Confinement : 6 ans après, ces habitudes qui perdurent

0
7
©Justine Carrière

Le 17 mars 2020, les rues se vidaient, les volets se fermaient, et un mot s’imposait dans la vie des Français : confinement. Six ans après, nous ne sommes (presque) plus en guerre : la vie a repris son cours, mais certaines habitudes ont la peau dure, et sont encore ancrées dans le quotidien collectif.

« Il y a six ans ? J’étais chez moi à suivre mes cours en visio il me semble ! » se souvient Anna Macet, étudiante en droit. « Je n’ai pas gardé d’habitude particulière, mais cette période a aidé à démocratiser le travail à distance, et ça a été un bon changement dans le milieu scolaire je trouve. » Pour la jeune femme de 21 ans, le confinement a surtout été l’occasion d’apprendre à travailler autrement. Moins de contraintes, moins de stress, plus d’autonomie : le bonheur absolu pour les introvertis de nature.

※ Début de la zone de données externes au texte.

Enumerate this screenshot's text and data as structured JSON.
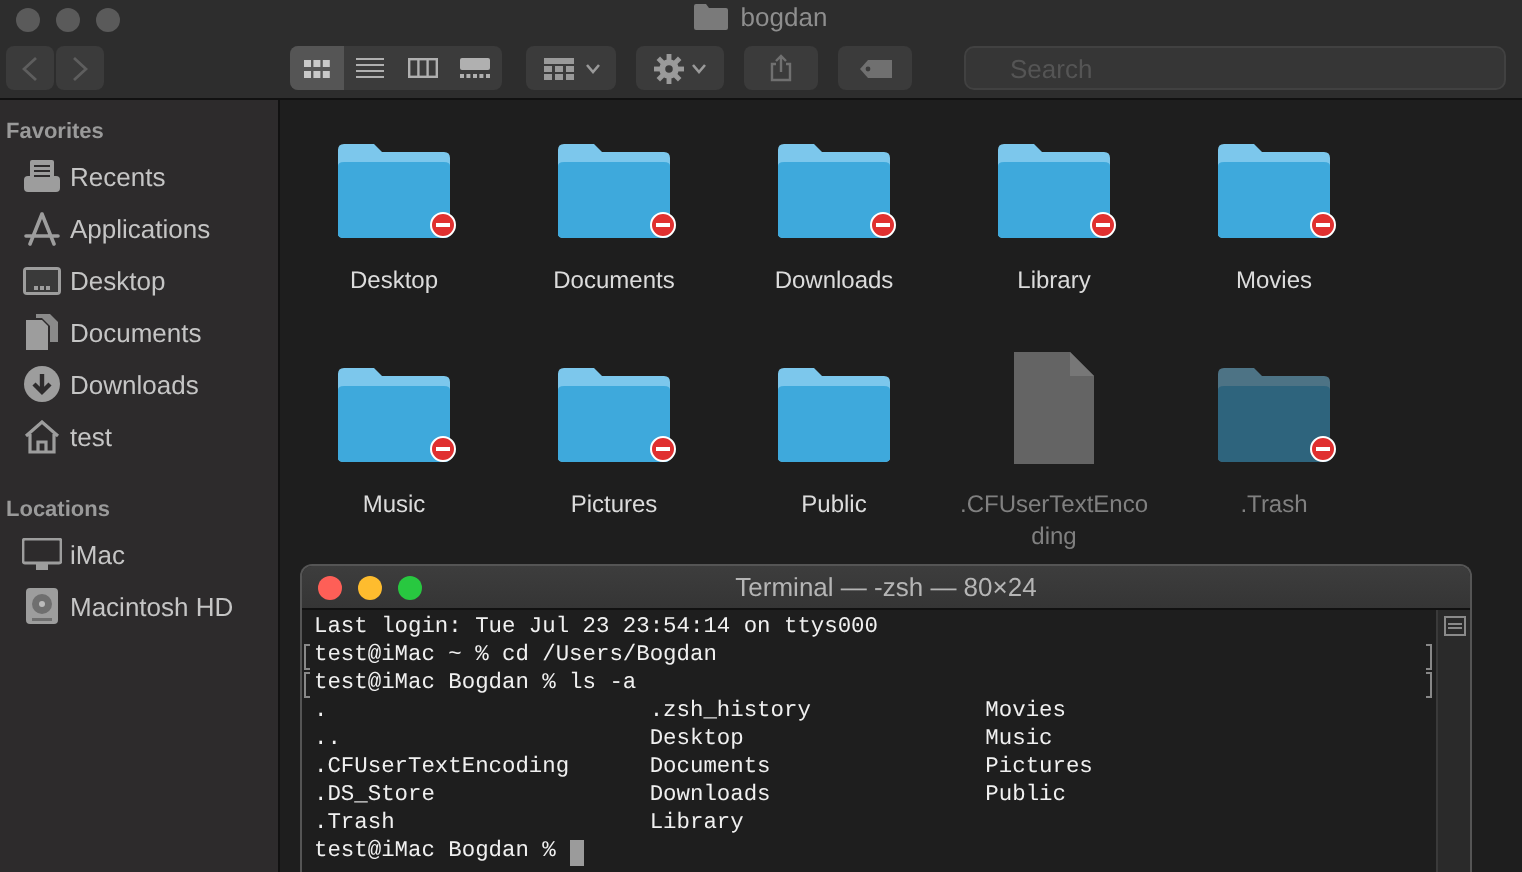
{
  "finder": {
    "title": "bogdan",
    "toolbar": {
      "back": {
        "disabled": true
      },
      "forward": {
        "disabled": true
      },
      "view_modes": [
        {
          "kind": "icons",
          "selected": true
        },
        {
          "kind": "list",
          "selected": false
        },
        {
          "kind": "columns",
          "selected": false
        },
        {
          "kind": "gallery",
          "selected": false
        }
      ],
      "search": {
        "placeholder": "Search"
      }
    },
    "sidebar": [
      {
        "header": "Favorites",
        "items": [
          {
            "label": "Recents",
            "kind": "recents"
          },
          {
            "label": "Applications",
            "kind": "applications"
          },
          {
            "label": "Desktop",
            "kind": "desktop"
          },
          {
            "label": "Documents",
            "kind": "documents"
          },
          {
            "label": "Downloads",
            "kind": "downloads"
          },
          {
            "label": "test",
            "kind": "home"
          }
        ]
      },
      {
        "header": "Locations",
        "items": [
          {
            "label": "iMac",
            "kind": "computer"
          },
          {
            "label": "Macintosh HD",
            "kind": "disk"
          }
        ]
      }
    ],
    "items": [
      {
        "name": "Desktop",
        "kind": "folder",
        "locked": true,
        "hidden": false
      },
      {
        "name": "Documents",
        "kind": "folder",
        "locked": true,
        "hidden": false
      },
      {
        "name": "Downloads",
        "kind": "folder",
        "locked": true,
        "hidden": false
      },
      {
        "name": "Library",
        "kind": "folder",
        "locked": true,
        "hidden": false
      },
      {
        "name": "Movies",
        "kind": "folder",
        "locked": true,
        "hidden": false
      },
      {
        "name": "Music",
        "kind": "folder",
        "locked": true,
        "hidden": false
      },
      {
        "name": "Pictures",
        "kind": "folder",
        "locked": true,
        "hidden": false
      },
      {
        "name": "Public",
        "kind": "folder",
        "locked": false,
        "hidden": false
      },
      {
        "name": ".CFUserTextEncoding",
        "kind": "file",
        "locked": false,
        "hidden": true
      },
      {
        "name": ".Trash",
        "kind": "folder",
        "locked": true,
        "hidden": true
      }
    ]
  },
  "terminal": {
    "title": "Terminal — -zsh — 80×24",
    "cursor": true,
    "lines": [
      {
        "text": "Last login: Tue Jul 23 23:54:14 on ttys000",
        "marked": false
      },
      {
        "text": "test@iMac ~ % cd /Users/Bogdan",
        "marked": true
      },
      {
        "text": "test@iMac Bogdan % ls -a",
        "marked": true
      },
      {
        "text": ".                        .zsh_history             Movies",
        "marked": false
      },
      {
        "text": "..                       Desktop                  Music",
        "marked": false
      },
      {
        "text": ".CFUserTextEncoding      Documents                Pictures",
        "marked": false
      },
      {
        "text": ".DS_Store                Downloads                Public",
        "marked": false
      },
      {
        "text": ".Trash                   Library",
        "marked": false
      },
      {
        "text": "test@iMac Bogdan %",
        "marked": false
      }
    ]
  }
}
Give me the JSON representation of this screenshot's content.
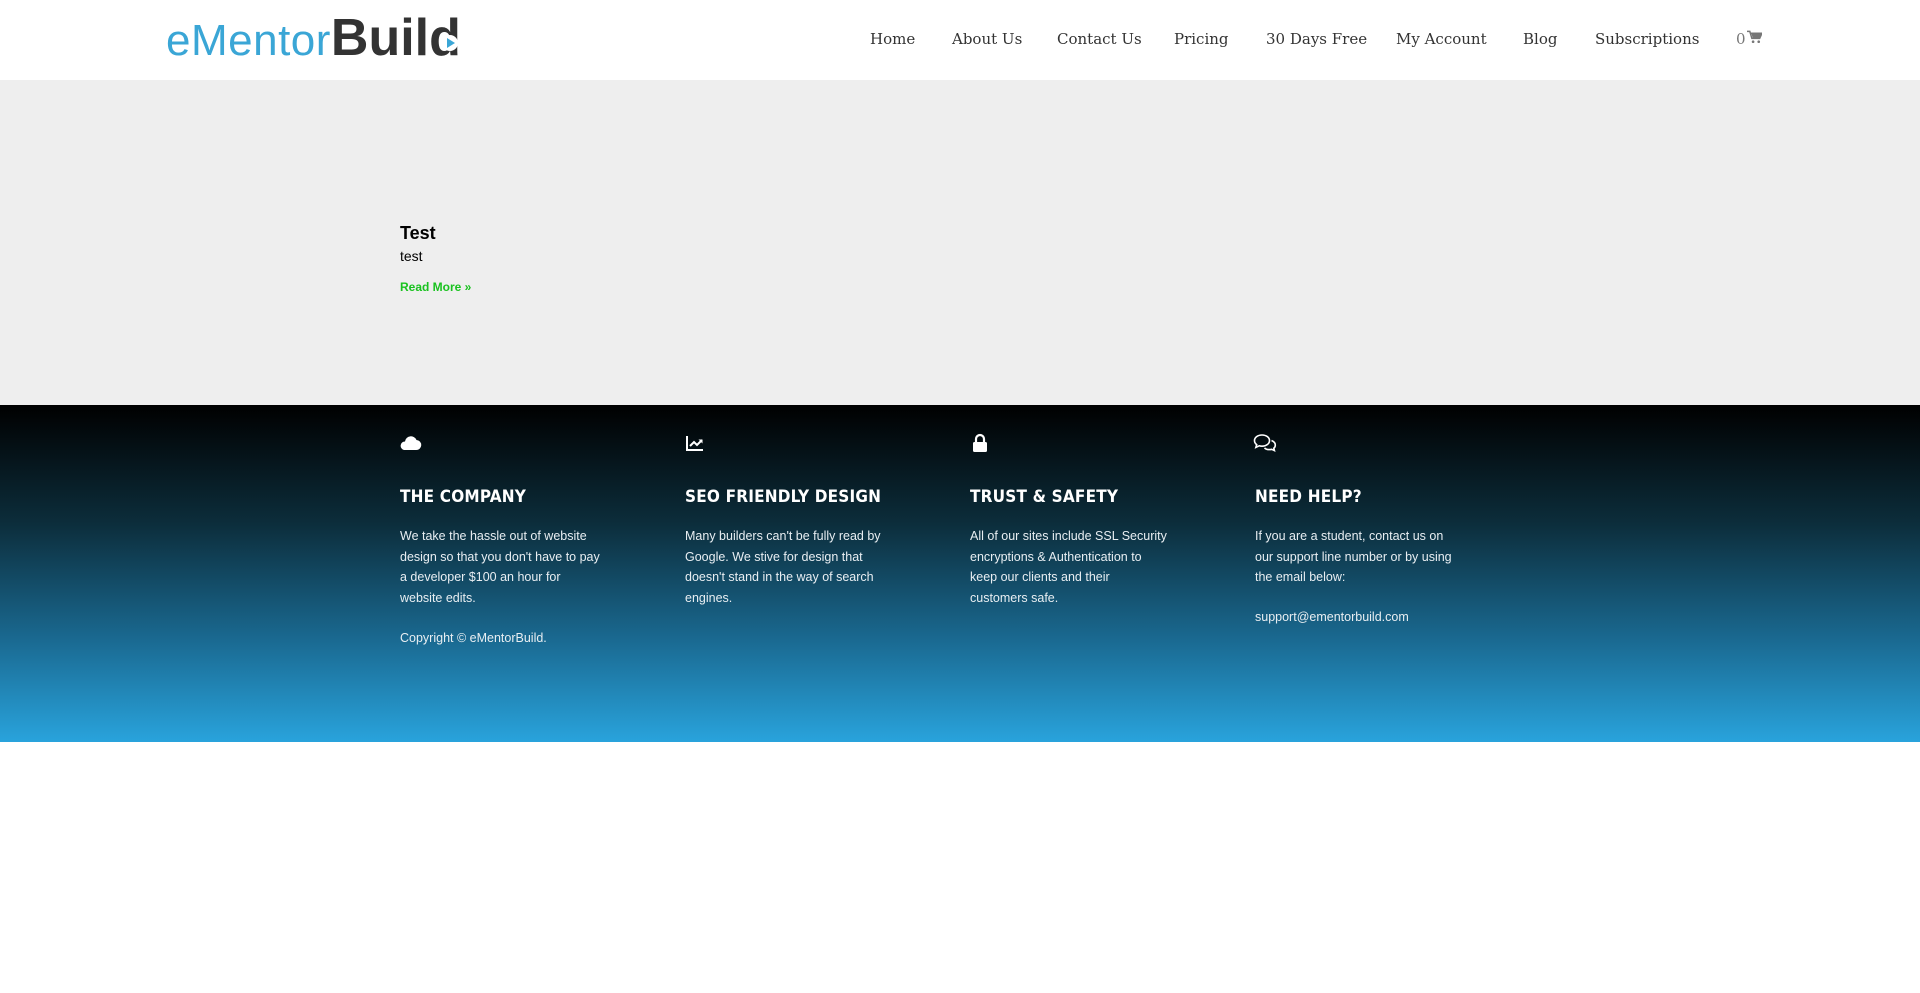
{
  "logo": {
    "light": "eMentor",
    "bold": "Build"
  },
  "nav": [
    {
      "label": "Home"
    },
    {
      "label": "About Us"
    },
    {
      "label": "Contact Us"
    },
    {
      "label": "Pricing"
    },
    {
      "label": "30 Days Free"
    },
    {
      "label": "My Account"
    },
    {
      "label": "Blog"
    },
    {
      "label": "Subscriptions"
    }
  ],
  "cart": {
    "count": "0",
    "icon": "cart-icon"
  },
  "post": {
    "title": "Test",
    "excerpt": "test",
    "read_more": "Read More »",
    "read_more_color": "#19c21f"
  },
  "footer": {
    "columns": [
      {
        "icon": "cloud-icon",
        "title": "THE COMPANY",
        "text": "We take the hassle out of website design so that you don't have to pay a developer $100 an hour for website edits.",
        "extra": "Copyright © eMentorBuild."
      },
      {
        "icon": "chart-line-icon",
        "title": "SEO FRIENDLY DESIGN",
        "text": "Many builders can't be fully read by Google. We stive for design that doesn't stand in the way of search engines.",
        "extra": ""
      },
      {
        "icon": "lock-icon",
        "title": "TRUST & SAFETY",
        "text": "All of our sites include SSL Security encryptions & Authentication to keep our clients and their customers safe.",
        "extra": ""
      },
      {
        "icon": "chat-icon",
        "title": "NEED HELP?",
        "text": "If you are a student, contact us on our support line number or by using the email below:",
        "extra": "support@ementorbuild.com"
      }
    ]
  },
  "colors": {
    "brand_blue": "#3aa6d6",
    "footer_top": "#000000",
    "footer_bottom": "#29a3dc",
    "main_bg": "#eeeeee"
  }
}
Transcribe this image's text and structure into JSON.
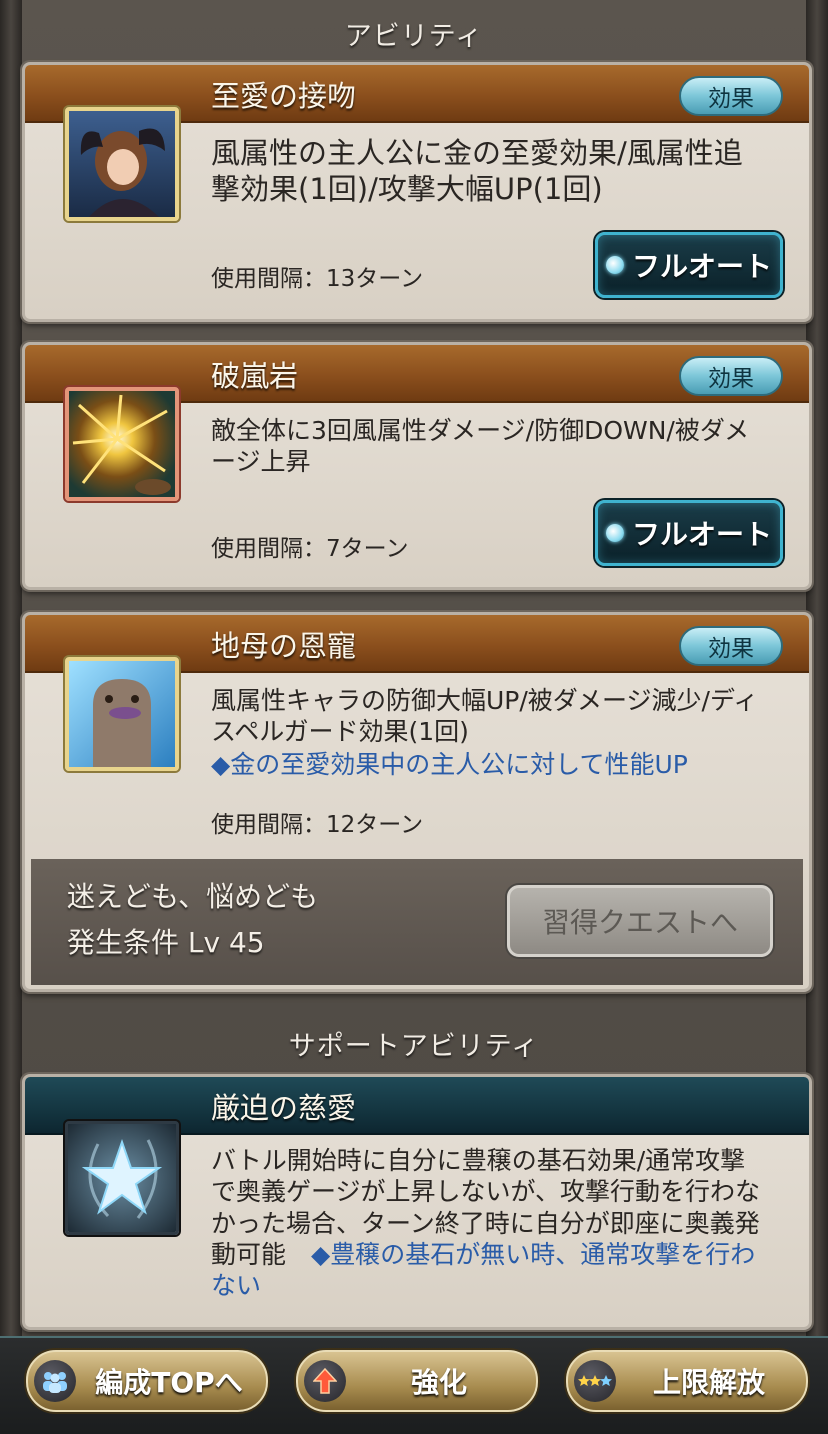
{
  "sections": {
    "ability_title": "アビリティ",
    "support_title": "サポートアビリティ"
  },
  "effect_label": "効果",
  "fullauto_label": "フルオート",
  "abilities": [
    {
      "name": "至愛の接吻",
      "desc": "風属性の主人公に金の至愛効果/風属性追撃効果(1回)/攻撃大幅UP(1回)",
      "interval": "使用間隔：13ターン"
    },
    {
      "name": "破嵐岩",
      "desc": "敵全体に3回風属性ダメージ/防御DOWN/被ダメージ上昇",
      "interval": "使用間隔：7ターン"
    },
    {
      "name": "地母の恩寵",
      "desc": "風属性キャラの防御大幅UP/被ダメージ減少/ディスペルガード効果(1回)",
      "note": "◆金の至愛効果中の主人公に対して性能UP",
      "interval": "使用間隔：12ターン",
      "quest": {
        "name": "迷えども、悩めども",
        "condition": "発生条件 Lv 45",
        "button": "習得クエストへ"
      }
    }
  ],
  "support": {
    "name": "厳迫の慈愛",
    "desc": "バトル開始時に自分に豊穣の基石効果/通常攻撃で奥義ゲージが上昇しないが、攻撃行動を行わなかった場合、ターン終了時に自分が即座に奥義発動可能",
    "note": "◆豊穣の基石が無い時、通常攻撃を行わない"
  },
  "bottom_nav": {
    "party_top": "編成TOPへ",
    "enhance": "強化",
    "limit_break": "上限解放"
  }
}
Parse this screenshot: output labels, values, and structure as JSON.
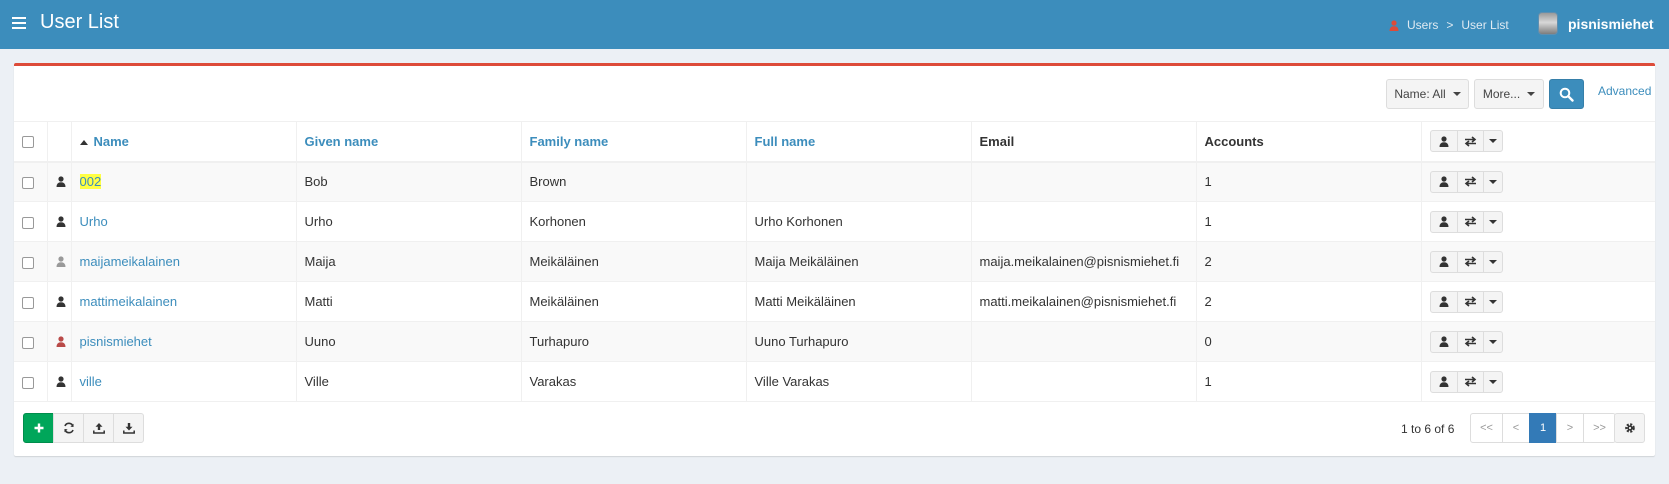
{
  "header": {
    "title": "User List",
    "breadcrumb": [
      "Users",
      "User List"
    ],
    "breadcrumb_separator": ">",
    "user_name": "pisnismiehet"
  },
  "filters": {
    "name_filter_label": "Name: All",
    "more_label": "More...",
    "advanced_label": "Advanced"
  },
  "table": {
    "columns": [
      "Name",
      "Given name",
      "Family name",
      "Full name",
      "Email",
      "Accounts"
    ],
    "rows": [
      {
        "name": "002",
        "given": "Bob",
        "family": "Brown",
        "full": "",
        "email": "",
        "accounts": "1",
        "icon_color": "#333333",
        "highlight": true
      },
      {
        "name": "Urho",
        "given": "Urho",
        "family": "Korhonen",
        "full": "Urho Korhonen",
        "email": "",
        "accounts": "1",
        "icon_color": "#333333",
        "highlight": false
      },
      {
        "name": "maijameikalainen",
        "given": "Maija",
        "family": "Meikäläinen",
        "full": "Maija Meikäläinen",
        "email": "maija.meikalainen@pisnismiehet.fi",
        "accounts": "2",
        "icon_color": "#999999",
        "highlight": false
      },
      {
        "name": "mattimeikalainen",
        "given": "Matti",
        "family": "Meikäläinen",
        "full": "Matti Meikäläinen",
        "email": "matti.meikalainen@pisnismiehet.fi",
        "accounts": "2",
        "icon_color": "#333333",
        "highlight": false
      },
      {
        "name": "pisnismiehet",
        "given": "Uuno",
        "family": "Turhapuro",
        "full": "Uuno Turhapuro",
        "email": "",
        "accounts": "0",
        "icon_color": "#b94a48",
        "highlight": false
      },
      {
        "name": "ville",
        "given": "Ville",
        "family": "Varakas",
        "full": "Ville Varakas",
        "email": "",
        "accounts": "1",
        "icon_color": "#333333",
        "highlight": false
      }
    ]
  },
  "footer": {
    "page_info": "1 to 6 of 6",
    "pagination": [
      "<<",
      "<",
      "1",
      ">",
      ">>"
    ],
    "current_page": "1"
  },
  "colors": {
    "header_bg": "#3c8dbc",
    "box_top_border": "#dd4b39",
    "link": "#3c8dbc",
    "add_button": "#00a65a",
    "highlight": "#ffff44"
  },
  "icons": {
    "menu": "hamburger-icon",
    "breadcrumb": "user-icon",
    "search": "search-icon",
    "row_user": "user-icon",
    "row_toggle": "exchange-icon",
    "add": "plus-icon",
    "refresh": "refresh-icon",
    "upload": "upload-icon",
    "download": "download-icon",
    "settings": "gear-icon"
  }
}
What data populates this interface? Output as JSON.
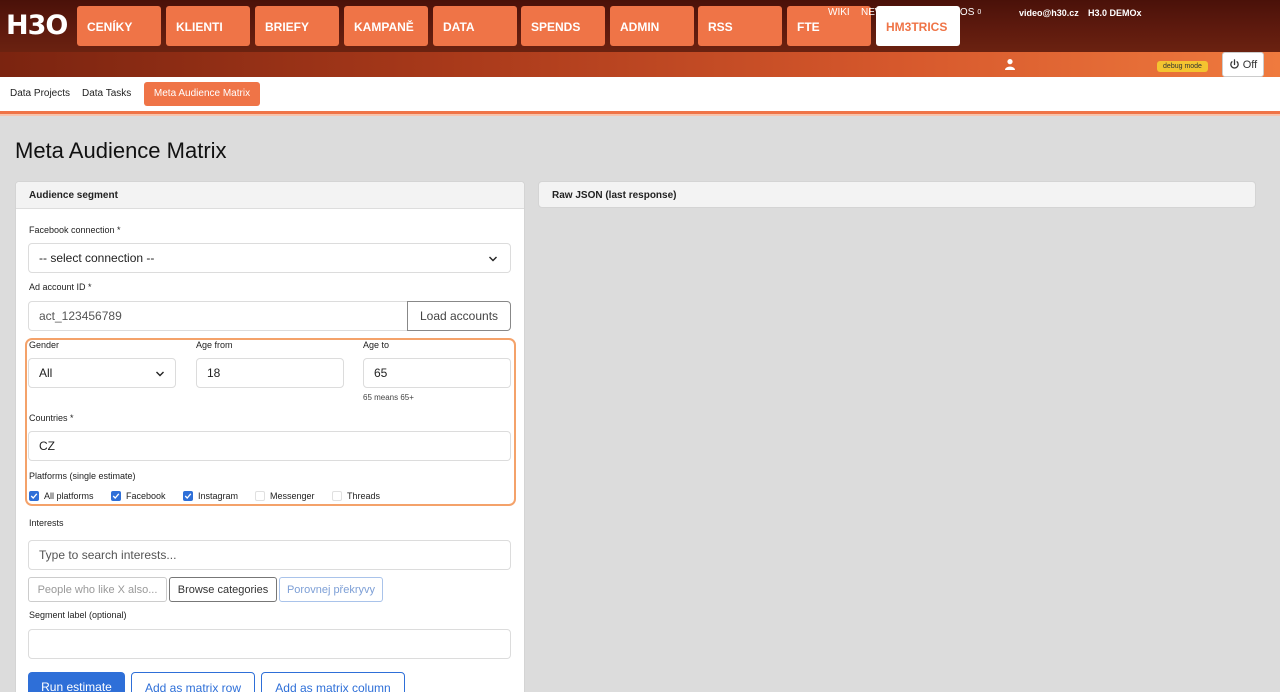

Pour des centaines de milliers d’étudiants, cette période passée sous cloche a cependant été le point de départ de beaucoup d’inégalités. Plusieurs études ont mis en évidence une hausse du décrochage universitaire en 2020. « C’est vrai que j’ai beaucoup d’amis qui ont décroché à ce moment-là. Certains se sont trouvés dans d’autres voies, d’autres ont adapté leur manière de travailler. » Pour Anna, une chose est sûre : le travail à distance n’a pas fini de s’immiscer dans nos vies, et les années à venir vont complètement changer notre manière d’organiser notre temps. Selon la DARES, près d’un salarié sur quatre pratique encore le télétravail de manière régulière en France.

Un quotidien réinventé

Jacques Laly, lui, ne travaille plus depuis quelques années. Pourtant, la pandémie de COVID-19 a modifié quelques unes de ses habitudes. « J’avais soixante-huit ans quand le confinement a commencé, les boîtes de nuit ce n’était déjà plus de mon âge vous savez » ironise le septuagénaire, avant de reprendre : « J’ai quand même appris à faire mes courses moins souvent pour éviter la contamination, et finalement j’y ai pris goût ! » Pour ce retraité en forme, déconfinement rime avec moins de sorties, et plus de temps avec ses petits-enfants. Comme lui, beaucoup ont fait le choix de consommer autrement. Le drive et les achats en ligne sont aujourd’hui la solution pour ceux qui optent pour un rythme de vie plus tranquille.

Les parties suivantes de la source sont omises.